Minister Price to the Secretary of State.
Panama, April 25, 1914.
Sir: Referring again to the matter of the demands of our Government growing out of the Cocoa Grove disturbances of July 4, 1912, and acknowledging the Department’s telegram of April 20, I have the honor to report that I have transmitted another Foreign Office note to Señor Lefevre, Secretary of Foreign Affairs, insistently urging settlement of these matters without further delay. A copy of said note is enclosed.
Sr. Lefevre today reported to me that Judge Arosemena, before whom the judicial proceedings in the matter are pending, would hand down his decision in the case the first days of next week; that both of them had agreed that it would be best for his decision then to be referred to the Supreme Court, composed of five judges, for their review before giving it out; that he would urge immediate action by them and that he was sure their judgment would be rendered within the next fifteen days. Judge Arosemena is the Superior Judge of the Republic, having sole jurisdiction of the higher crimes.

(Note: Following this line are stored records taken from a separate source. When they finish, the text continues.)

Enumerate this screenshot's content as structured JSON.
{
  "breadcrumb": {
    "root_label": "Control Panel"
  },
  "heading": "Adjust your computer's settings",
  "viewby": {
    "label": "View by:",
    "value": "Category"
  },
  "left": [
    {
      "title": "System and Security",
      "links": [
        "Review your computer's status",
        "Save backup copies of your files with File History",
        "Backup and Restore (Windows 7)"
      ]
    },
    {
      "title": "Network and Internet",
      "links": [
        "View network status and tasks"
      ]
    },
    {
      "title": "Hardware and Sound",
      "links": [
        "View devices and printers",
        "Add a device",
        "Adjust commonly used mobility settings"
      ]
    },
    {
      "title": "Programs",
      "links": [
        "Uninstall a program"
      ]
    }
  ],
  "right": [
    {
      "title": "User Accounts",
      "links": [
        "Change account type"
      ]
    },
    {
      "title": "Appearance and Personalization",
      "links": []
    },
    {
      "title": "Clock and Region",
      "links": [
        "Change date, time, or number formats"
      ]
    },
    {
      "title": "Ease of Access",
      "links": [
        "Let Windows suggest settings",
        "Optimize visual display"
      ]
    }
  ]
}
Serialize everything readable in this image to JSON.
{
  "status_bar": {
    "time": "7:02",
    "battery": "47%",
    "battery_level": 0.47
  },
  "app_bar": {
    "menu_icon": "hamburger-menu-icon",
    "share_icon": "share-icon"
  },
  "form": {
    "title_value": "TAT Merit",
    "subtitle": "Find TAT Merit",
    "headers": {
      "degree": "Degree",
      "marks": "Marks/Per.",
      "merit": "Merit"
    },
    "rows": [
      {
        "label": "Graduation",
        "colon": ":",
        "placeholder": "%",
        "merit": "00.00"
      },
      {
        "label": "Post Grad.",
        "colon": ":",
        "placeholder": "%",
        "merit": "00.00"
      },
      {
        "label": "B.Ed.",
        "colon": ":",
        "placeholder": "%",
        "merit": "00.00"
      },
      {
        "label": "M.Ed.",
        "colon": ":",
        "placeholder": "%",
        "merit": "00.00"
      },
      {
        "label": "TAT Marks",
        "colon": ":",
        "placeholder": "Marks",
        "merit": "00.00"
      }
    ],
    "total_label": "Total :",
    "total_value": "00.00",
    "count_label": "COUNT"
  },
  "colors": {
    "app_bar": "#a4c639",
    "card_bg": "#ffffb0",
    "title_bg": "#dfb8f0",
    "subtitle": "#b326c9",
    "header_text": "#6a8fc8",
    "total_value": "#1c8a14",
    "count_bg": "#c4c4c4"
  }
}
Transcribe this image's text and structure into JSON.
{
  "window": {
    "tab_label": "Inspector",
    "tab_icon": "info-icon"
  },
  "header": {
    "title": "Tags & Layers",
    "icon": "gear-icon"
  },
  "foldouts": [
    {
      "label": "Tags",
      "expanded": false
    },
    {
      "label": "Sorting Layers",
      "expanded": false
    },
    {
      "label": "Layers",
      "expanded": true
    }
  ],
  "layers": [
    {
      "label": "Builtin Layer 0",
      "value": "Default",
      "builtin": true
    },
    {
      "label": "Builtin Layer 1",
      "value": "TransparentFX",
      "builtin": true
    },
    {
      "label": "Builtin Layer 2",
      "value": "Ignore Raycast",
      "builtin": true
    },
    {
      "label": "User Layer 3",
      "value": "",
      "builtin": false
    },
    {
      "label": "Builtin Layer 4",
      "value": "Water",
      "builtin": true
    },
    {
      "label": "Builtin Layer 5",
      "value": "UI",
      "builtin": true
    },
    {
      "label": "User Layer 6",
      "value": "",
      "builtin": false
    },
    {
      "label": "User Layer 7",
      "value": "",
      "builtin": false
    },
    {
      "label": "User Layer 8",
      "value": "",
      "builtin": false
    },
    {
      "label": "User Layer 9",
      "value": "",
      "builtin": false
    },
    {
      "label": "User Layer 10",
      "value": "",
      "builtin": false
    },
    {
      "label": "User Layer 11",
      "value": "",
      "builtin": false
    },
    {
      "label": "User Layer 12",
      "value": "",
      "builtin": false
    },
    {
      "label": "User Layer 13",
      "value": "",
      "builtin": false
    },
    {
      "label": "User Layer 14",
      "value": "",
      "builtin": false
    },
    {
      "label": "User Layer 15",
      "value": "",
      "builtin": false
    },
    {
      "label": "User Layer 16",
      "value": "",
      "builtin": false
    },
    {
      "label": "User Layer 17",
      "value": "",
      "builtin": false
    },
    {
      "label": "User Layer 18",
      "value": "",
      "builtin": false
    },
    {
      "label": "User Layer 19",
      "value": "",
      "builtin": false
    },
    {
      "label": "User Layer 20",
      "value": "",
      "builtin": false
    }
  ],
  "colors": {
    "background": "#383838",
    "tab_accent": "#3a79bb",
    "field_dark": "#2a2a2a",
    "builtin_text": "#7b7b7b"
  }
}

Sr. Lefevre, of course, has excuses for the delays in the case and took occasion to say that the evidence in the case was not definite in pointing out any specific individuals guilty of the assaults charged, and that if the soldiers and marines on the night in question had been in charge of patrols, as Panama had more than once demanded, the trouble would not have occurred. I not only made response to these observations, but emphasized again that our Government was unalterably of the opinion that Panama’s police was grievously at fault in this matter and that fall reparation must be made. He promised a formal response to my note by next Tuesday and that he would hurry a conclusion of the whole matter as fast as possible.
[Page 990]I think his comments above mentioned foreshadow a judicial “whitewashing” and the necessity of continued vigorous pressure to obtain any substantial satisfaction.